Research

The Brothers of Thunder series was inspired by the discovery that around 1200 years ago there was a viking fort built near where I live, on what is now the Rosneath Peninsula — on the site of a friend’s house (castle, actually) and almost next door to my parents’ house. This shouldn’t have been as much of a surprise as it was — my children’s primary school crest has a longship on it — but while the presence of vikings further down the coast has always been accepted, the extent they may have settled further into the Firth of Clyde or even on the shores of the River Clyde has only recently been considered more seriously.

One event which has long been accepted as factual, however, is the Siege of Alt Clut in 870CE, marking the end of Alt Clut (Dumbarton Rock) as the capital of Strathclyde and the movement of power up the river to Govan/Partick. This also signals the end of the Kingdom of Ystrad Clud under King Artgal and the beginning of the Kingdom of Strathclyde under King Rhun.

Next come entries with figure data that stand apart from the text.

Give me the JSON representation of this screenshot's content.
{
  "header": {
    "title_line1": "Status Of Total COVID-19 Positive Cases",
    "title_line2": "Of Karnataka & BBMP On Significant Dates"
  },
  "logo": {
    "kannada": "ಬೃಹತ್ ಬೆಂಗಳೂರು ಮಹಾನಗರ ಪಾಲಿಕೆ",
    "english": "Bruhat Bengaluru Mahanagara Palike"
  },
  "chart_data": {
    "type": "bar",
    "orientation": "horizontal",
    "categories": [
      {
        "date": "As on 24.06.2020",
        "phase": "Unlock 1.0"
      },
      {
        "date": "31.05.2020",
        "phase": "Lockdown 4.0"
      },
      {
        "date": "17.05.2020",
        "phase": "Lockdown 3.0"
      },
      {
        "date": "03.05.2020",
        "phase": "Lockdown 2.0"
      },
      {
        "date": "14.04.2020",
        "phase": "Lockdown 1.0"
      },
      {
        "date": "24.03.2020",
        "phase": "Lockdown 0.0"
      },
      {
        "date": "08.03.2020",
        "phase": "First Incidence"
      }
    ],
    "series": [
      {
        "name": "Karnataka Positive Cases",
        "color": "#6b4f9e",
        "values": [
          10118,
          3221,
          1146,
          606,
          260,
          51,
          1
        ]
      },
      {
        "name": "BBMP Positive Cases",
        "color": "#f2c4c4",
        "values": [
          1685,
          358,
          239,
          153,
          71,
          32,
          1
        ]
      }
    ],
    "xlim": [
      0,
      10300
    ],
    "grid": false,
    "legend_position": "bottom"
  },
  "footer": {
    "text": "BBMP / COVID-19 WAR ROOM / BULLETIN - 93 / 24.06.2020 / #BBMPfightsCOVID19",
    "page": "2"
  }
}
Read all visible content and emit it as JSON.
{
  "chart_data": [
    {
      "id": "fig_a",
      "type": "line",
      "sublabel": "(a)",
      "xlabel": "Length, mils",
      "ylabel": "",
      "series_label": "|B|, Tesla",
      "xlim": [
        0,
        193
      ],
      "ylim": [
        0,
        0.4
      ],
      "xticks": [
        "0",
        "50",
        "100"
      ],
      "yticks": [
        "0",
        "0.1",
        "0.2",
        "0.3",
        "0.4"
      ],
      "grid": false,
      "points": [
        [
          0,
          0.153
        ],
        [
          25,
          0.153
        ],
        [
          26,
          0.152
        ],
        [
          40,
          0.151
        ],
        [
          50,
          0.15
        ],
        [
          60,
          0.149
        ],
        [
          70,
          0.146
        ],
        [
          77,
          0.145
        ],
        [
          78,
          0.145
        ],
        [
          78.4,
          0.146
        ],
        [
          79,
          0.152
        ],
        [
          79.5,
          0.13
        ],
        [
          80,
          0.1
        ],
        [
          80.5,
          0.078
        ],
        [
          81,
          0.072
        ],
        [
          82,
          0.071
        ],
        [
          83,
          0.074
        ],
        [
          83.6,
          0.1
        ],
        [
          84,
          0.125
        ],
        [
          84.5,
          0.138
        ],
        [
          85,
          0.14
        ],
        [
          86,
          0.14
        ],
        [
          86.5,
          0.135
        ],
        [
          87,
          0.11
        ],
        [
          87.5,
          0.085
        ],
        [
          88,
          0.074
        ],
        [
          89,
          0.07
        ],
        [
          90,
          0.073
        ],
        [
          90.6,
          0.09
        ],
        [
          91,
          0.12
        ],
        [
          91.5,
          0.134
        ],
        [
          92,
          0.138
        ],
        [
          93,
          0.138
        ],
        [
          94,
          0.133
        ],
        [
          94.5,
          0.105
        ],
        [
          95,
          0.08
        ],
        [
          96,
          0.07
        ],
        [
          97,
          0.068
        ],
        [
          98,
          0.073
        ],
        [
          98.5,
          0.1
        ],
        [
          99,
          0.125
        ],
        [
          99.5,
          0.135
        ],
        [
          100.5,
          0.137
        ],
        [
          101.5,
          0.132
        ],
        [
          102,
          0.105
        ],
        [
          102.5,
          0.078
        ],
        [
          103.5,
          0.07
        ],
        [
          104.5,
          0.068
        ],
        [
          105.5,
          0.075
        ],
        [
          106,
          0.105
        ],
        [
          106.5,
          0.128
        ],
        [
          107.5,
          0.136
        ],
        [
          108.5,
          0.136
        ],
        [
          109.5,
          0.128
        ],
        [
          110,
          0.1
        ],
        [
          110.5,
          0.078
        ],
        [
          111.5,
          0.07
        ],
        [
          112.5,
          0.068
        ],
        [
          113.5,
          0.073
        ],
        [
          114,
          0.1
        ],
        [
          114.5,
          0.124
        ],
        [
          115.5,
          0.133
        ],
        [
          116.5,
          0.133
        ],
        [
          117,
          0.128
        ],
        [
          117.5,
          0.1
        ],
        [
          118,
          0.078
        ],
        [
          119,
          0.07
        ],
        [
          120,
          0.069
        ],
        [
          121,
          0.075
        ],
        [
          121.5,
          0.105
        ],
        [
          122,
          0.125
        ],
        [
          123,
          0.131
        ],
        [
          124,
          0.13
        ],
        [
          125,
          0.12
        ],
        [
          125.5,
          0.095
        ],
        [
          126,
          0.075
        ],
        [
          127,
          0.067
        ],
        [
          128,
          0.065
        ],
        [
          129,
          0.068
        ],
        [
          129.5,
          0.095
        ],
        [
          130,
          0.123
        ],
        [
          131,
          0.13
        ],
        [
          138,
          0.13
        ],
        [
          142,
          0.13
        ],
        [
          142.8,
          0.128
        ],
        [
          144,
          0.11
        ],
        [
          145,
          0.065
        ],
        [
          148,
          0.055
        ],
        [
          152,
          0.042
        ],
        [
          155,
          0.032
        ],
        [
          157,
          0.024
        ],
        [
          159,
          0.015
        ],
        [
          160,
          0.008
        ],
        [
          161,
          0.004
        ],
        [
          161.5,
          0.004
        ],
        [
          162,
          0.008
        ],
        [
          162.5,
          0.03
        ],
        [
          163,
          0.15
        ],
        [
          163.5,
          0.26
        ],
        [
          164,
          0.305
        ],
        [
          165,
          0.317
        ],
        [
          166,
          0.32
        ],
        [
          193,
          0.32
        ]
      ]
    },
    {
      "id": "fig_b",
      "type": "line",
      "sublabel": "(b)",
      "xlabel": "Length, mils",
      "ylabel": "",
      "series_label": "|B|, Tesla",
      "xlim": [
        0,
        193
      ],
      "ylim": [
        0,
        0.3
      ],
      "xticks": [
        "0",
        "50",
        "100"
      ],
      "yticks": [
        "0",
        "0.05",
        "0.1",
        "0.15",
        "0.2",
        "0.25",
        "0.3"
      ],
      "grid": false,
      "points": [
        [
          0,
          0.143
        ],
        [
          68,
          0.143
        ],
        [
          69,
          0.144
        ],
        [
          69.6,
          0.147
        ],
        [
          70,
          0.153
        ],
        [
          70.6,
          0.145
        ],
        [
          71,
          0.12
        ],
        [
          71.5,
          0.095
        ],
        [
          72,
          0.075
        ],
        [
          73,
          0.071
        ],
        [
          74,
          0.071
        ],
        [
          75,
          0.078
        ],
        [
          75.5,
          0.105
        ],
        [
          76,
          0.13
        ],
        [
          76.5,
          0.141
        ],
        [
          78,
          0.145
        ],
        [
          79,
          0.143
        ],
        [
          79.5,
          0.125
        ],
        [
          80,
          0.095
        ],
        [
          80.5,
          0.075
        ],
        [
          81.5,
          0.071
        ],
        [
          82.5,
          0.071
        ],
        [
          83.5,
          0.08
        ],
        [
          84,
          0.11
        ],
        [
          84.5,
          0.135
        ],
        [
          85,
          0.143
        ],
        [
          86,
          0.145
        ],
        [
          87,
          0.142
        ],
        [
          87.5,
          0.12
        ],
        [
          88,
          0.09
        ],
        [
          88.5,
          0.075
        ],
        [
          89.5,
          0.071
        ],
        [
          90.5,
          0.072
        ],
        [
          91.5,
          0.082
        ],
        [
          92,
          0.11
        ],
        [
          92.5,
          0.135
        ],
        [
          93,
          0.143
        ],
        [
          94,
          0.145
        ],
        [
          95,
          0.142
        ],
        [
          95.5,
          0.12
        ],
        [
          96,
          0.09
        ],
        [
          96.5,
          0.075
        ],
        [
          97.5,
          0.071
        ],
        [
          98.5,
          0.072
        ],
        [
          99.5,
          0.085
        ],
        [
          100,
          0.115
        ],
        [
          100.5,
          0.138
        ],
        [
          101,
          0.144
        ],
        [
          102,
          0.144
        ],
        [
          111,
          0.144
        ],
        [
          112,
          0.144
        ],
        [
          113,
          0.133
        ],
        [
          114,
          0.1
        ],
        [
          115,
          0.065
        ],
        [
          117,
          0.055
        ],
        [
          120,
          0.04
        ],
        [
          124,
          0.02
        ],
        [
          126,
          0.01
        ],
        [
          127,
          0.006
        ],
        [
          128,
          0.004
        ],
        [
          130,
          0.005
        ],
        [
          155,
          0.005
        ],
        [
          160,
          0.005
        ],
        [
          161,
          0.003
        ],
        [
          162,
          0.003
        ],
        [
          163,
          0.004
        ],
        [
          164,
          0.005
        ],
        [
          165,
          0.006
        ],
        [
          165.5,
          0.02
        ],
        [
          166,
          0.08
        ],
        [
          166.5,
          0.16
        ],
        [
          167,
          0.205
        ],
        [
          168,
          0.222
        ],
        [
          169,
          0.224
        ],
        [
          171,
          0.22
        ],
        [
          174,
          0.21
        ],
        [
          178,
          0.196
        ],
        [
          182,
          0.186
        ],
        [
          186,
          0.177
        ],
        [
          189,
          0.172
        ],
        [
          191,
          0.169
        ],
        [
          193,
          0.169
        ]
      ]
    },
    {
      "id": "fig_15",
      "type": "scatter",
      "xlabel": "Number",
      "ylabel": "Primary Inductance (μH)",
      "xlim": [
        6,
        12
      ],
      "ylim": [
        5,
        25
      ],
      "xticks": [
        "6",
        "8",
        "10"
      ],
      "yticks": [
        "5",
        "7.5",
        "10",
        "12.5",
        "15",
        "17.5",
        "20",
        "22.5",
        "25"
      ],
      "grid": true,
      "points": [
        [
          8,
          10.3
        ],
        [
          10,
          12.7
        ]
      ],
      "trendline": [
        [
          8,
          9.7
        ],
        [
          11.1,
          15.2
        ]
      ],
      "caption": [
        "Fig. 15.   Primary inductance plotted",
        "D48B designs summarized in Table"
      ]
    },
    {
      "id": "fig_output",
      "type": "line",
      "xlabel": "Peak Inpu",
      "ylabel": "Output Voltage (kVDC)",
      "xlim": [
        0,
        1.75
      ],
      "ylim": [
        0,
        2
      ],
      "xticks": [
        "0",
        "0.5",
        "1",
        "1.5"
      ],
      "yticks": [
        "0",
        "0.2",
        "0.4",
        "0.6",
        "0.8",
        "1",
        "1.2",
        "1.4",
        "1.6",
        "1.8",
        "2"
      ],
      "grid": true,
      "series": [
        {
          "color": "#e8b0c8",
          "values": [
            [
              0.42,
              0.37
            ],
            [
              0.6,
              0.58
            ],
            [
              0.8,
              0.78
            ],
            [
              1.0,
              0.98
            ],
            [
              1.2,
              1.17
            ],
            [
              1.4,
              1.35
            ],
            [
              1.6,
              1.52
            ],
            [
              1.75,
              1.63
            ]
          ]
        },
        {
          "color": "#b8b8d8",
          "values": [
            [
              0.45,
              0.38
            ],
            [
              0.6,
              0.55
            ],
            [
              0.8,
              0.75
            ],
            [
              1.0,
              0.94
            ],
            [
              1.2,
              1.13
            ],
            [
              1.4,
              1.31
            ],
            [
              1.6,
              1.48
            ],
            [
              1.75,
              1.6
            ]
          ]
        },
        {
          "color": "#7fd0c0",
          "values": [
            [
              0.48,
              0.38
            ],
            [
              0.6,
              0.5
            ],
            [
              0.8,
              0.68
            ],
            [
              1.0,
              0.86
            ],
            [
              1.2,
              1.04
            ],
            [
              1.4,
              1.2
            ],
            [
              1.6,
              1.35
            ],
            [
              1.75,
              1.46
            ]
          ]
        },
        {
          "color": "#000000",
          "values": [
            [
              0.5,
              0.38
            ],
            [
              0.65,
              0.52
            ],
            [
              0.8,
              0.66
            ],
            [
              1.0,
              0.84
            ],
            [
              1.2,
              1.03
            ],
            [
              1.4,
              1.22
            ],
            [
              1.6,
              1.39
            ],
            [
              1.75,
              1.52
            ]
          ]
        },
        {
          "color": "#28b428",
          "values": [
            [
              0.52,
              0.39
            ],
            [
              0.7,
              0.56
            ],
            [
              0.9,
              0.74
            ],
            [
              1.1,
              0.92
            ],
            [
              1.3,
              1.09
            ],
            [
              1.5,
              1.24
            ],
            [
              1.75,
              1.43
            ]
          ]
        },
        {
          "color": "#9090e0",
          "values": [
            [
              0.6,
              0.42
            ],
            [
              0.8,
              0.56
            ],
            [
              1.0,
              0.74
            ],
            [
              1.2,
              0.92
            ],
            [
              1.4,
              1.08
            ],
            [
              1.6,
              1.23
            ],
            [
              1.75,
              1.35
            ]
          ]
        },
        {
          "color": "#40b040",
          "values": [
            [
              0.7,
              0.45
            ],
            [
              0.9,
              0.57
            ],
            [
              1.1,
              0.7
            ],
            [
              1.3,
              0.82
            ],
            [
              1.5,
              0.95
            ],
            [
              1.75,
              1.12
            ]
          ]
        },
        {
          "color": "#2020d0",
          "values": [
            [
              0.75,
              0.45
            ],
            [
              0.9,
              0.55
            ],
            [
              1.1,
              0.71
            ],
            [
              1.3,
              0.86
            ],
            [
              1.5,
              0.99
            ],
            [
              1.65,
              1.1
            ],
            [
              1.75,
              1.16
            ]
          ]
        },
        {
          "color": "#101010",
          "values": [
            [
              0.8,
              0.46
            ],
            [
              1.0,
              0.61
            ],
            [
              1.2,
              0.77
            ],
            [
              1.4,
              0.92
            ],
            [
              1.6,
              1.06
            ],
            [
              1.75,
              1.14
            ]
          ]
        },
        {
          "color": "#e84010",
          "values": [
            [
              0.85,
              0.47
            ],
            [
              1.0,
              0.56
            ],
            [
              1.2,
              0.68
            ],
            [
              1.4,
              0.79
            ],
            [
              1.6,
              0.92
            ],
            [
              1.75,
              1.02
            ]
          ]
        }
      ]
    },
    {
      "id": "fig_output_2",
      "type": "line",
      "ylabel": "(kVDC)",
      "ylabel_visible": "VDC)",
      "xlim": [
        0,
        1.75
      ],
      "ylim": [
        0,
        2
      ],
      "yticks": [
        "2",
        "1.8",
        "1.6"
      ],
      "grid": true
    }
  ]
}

At that time Alt Clut (rock of the Clyde) was the capital of the Kingdom of Ystrad Clud. The people living in the kingdom were Britons who spoke a language which for simplicity’s sake I will call Brythonic — a form of Old Welsh. It reached from a point north of Loch Lomond, Clach a Bhreatunnaich (Rock of the Britons), to roughly the Solway Firth although the borders changed over the centuries of its existence.

The invasion was orchestrated most likely by Ivarr the Boneless (Imar), reputedly the son of Ragnar Lothbrok, and Olaf the White (Amlaib Conung) the Viking king of Ath Cliath (Dublin) at that time, who was possibly also Ragnar’s son. With names appearing in various languages in different documents it has been difficult for historians to be certain exactly who was whom.

Norse longships sailed up the Clyde and besieged the rock for four months. Virtually impenetrable, it was only when the well dried up that the Britons were forced to surrender. The Norsemen plundered the fortress, removing everything of value, including hundreds of Britons, including King Artgal himself, were taken to the slave markets of Ath Cliath. According to the sagas hundreds of ships were needed to transport all the spoils back to Ath Cliath.

King Artgal of Alt Clut was one of those captured and taken to Ath Cliath by the Norse invaders where he was murdered two years later possibly at the request of King Causantin of DalRiada and Pictland. Artgal was succeeded by his son Rhun who moved the capital upriver from Dumbarton Rock. It seems likely that the new King of Strathclyde lived in a palace in Partick while much of the government of the area was conducted from Govan directly across the river.

Any Norse influence in this government is undocumented — indeed, virtually no documentation exists from this Kingdom. All of our knowledge of this part of what is now called Scotland comes from chronicles written about it by foreigners and should be read with that in mind.

The presence of a Thing at Govan, however, and the increasing number of viking finds in the area surrounding the Clyde in recent decades means that some form of alliance between the Britons and the Norse or at the very least a regular presence and significant influence of Norsemen in this area is not an impossibility.

In this series of posts I will explore some of the viking finds in this area, some of what is known about life in Ninth Century Scotland and consider the problem of naming anything in an area in which such a variety of languages has been spoken over the centuries.

Tim Clarkson’s book, Strathclyde and the Anglo Saxons in the Viking Age is an interesting and very readable modern interpretation of the historical evidence surrounding the Kingdom of Strathclyde.